Everyone should be eating more mussels. Everyone should be eating more farmed bivalves in general.
One final note. If you have children, I can promise that mussels are enchanting if you’re fed them before you know what they are. I apparently threw tantrums at Sunday brunch awaiting the arrival of mussels, well before I can remember eating things or going to Sunday brunch. I have no memory of my first mussel, I’ve just allowed loved them.
Restaurant notes this week
Market Lunch, best crab cake in the city: Eastern Market. Speaking of crabs, the crab cakes actually blew me away they were so full of large hunks of fatty crab meat. I’ve never had a crab cake that was less pulverized/blended and more crab chunk.
Lei Musubi, sticky luscious rice balls: This pop up restaurant might actually serve the single most delicious premade food thing you can buy in this city. The “OG” spam musubi is something I look forward to every weekend and might one day merit a whole newsletter’s worth of writing. You can find their pop-up schedule here.
To close us out for the week, a picture of the Musubi…
I wish I had more than the most basic knowledge about wine, but I go for a $12 bottle of dry sauvignon blanc because I think it tastes good when cooked with shellfish. If you’re reading this and have thoughts about better wines for cooking into seafood and simultaneously drinking, I would love those thoughts.
Yet another plug for the Joy of Cooking, which has some epic and simple recipes for steamed mussels, plus great advice for cooking and cleaning all types of shellfish.

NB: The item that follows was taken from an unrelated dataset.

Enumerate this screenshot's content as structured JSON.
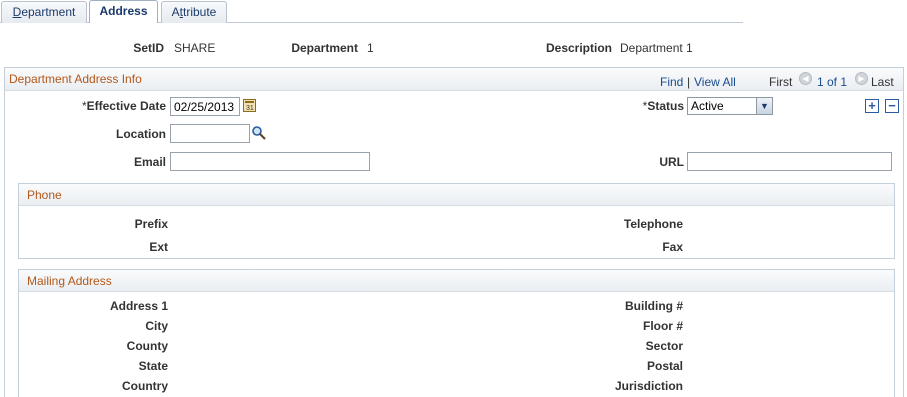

The Seafood Watch website is a great resource, from the Monterey Bay Aquarium. The site ranks every seafood you can buy, both farmed and wild-caught, from everywhere in the world, based upon environmental and human labor impact. Notably, the “Avoid” section for the Mussels buying guide literally just says “We hope you enjoy the mussels,” that’s how good mussels are for the world.